The resolutions are all but guaranteed to fail, but the number of senators who support them will be a key signal whether support for Israel has slipped among Senate Democrats over the year since Oct. 7. AIPAC is making an aggressive effort to oppose the resolutions.
One key metric to watch: in January, a total of 11 senators — Sanders, nine Senate Democrats and Sen. Rand Paul (R-KY) — voted for a resolution that could have forced the cutting off of all U.S. aid to Israel. Sanders, Merkley and Welch were the only lawmakers to vote against the national security supplemental bill earlier this year over concerns about Israel. The question is whether Sanders’ latest gambit will receive more support than the last resolution?
Jewish leaders have noted that while Schumer has worked to avoid a public vote on the Anti-Semitism Awareness Act, he hasn’t (so far) tried to whip votes against Sanders’ resolution — even as defections from the party’s progressives on Israel could be embarrassing for the Senate majority leader.
It would be another example of the Democrats’ small faction of far-left activists continuing to play an outsized role — at a time the party is desperately trying to moderate its message and win back mainstream voters.
treasury trouble
Messy battle of the billionaires breaks out for Treasury chief

As President-elect Donald Trump swiftly moves to name his picks for several top Cabinet positions in his incoming administration, he has been more carefully weighing a pair of leading candidates for Treasury secretary — who are now jockeying to win the coveted nomination in a messy proxy battle over one of the most consequential roles in Washington.
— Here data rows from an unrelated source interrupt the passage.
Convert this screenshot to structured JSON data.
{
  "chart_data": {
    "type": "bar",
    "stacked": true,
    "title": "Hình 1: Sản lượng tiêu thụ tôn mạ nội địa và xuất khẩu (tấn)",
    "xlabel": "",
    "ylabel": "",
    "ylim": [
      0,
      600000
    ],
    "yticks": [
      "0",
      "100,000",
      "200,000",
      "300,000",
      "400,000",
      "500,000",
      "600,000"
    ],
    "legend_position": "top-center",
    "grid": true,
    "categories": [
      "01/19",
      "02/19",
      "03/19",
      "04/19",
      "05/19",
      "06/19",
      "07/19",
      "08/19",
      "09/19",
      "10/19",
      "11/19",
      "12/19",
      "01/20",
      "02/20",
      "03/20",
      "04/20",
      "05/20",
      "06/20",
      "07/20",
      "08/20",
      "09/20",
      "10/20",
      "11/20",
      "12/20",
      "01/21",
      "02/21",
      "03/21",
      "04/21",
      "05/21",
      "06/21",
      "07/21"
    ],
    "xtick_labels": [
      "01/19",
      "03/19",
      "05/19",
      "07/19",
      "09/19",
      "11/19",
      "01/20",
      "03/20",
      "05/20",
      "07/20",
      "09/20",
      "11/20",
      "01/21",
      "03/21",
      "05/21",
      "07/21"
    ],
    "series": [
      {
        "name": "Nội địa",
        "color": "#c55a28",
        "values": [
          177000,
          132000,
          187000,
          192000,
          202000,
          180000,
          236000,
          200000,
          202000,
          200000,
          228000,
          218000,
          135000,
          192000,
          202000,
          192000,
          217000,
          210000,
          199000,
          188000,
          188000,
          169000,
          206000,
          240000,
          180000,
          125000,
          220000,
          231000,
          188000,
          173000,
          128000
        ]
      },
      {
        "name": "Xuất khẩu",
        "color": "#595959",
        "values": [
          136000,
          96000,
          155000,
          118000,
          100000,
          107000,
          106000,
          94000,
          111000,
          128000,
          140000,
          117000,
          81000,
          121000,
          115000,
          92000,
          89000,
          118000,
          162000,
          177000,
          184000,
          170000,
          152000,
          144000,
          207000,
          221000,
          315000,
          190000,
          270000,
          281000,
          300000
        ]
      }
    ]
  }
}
The contest pits Howard Lutnick, the billionaire investor and a co-chair of Trump’s transition team, against Scott Bessent, another billionaire financial executive who until recently had been expected to receive the Treasury nod, Jewish Insider’s Matthew Kassel reports.
Backing Lutnick: In an unorthodox move that reportedly frustrated some Trump allies, Elon Musk, the billionaire tech mogul who has emerged as a close advisor to the president-elect, backed Lutnick in a social media post on Saturday morning. Lutnick, the chairman and CEO of Cantor Fitzgerald, “will actually enact change,” Musk said on X, his social media platform, while Bessent, the founder of Key Square Capital Management, “is a business-as-usual choice,” he argued. Lutnick’s endorsement was echoed by another recent but influential entrant to Trump’s inner circle, Robert F. Kennedy Jr., the vaccine skeptic who last week was announced as Trump’s choice to oversee the Department of Health and Human Services.
Bonus: Among those also being considered for the top Treasury position are Apollo Global Management CEO Marc Rowan, former Federal Reserve gov. Kevin Warsh, Sen. Bill Hagerty (R-TN) and former U.S. Trade Representative Robert Lighthizer. Trump is reportedly inviting Rowan and Warsh, who is also a son-in-law of philanthropist Ronald Lauder, to Mar-a-Lago this week for conversations about the role.